I have had contact with some parents who have newborn babies who were diagnosed and told that they will have adult onset of Pompe. Their parents are aware of the disease and the associated symptoms, so when their child starts showing signs of these symptoms in the future, they can immediately be placed on the treatment that will assist their body in breaking down glycogen. 

Out of all the patients with Pompe disease I have spoken with, all those who have been diagnosed much later in life have had far more severe complications and struggles with the disease. These symptoms are often irreversible and some very debilitating. Our medical specialists, doctors, and hospitals are truly lacking something here where some patients can be diagnosed at such a young age and then obtain treatment much earlier in life.

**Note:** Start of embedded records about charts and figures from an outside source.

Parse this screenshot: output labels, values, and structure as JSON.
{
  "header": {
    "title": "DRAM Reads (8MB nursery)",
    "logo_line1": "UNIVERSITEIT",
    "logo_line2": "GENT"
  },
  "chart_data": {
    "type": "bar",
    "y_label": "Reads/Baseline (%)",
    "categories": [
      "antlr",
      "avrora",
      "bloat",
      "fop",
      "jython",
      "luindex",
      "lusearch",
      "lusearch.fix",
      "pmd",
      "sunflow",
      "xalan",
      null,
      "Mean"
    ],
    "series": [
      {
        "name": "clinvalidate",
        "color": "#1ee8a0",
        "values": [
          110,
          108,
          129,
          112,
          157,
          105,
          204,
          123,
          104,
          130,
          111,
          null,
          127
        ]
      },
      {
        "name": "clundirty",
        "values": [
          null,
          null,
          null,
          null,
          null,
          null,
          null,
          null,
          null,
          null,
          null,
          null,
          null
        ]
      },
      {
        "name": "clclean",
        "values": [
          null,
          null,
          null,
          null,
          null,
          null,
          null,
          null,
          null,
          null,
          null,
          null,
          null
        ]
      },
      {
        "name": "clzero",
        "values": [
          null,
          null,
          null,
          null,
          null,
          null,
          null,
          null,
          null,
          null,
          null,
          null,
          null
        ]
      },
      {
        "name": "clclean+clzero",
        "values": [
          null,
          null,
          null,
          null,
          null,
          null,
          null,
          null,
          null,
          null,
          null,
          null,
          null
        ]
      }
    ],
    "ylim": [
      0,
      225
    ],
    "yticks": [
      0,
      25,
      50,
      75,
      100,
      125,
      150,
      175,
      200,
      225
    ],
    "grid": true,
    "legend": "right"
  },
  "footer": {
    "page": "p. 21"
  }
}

My parents say, looking back now, they saw signs that I was very different from my friends when I was younger in terms of development and recovery after playing sports with my friends. When we would play a sports fixture, they would be able to play again the very next day, whereas I was almost bedridden in pain and weakness; at the time, they thought I just played harder than the others. 

If only we were all screened for various rare diseases from birth like many other countries do, I believe there will be a lot more individuals out there that will be spared the pain and suffering that many have had to endure in their life until their diagnosis.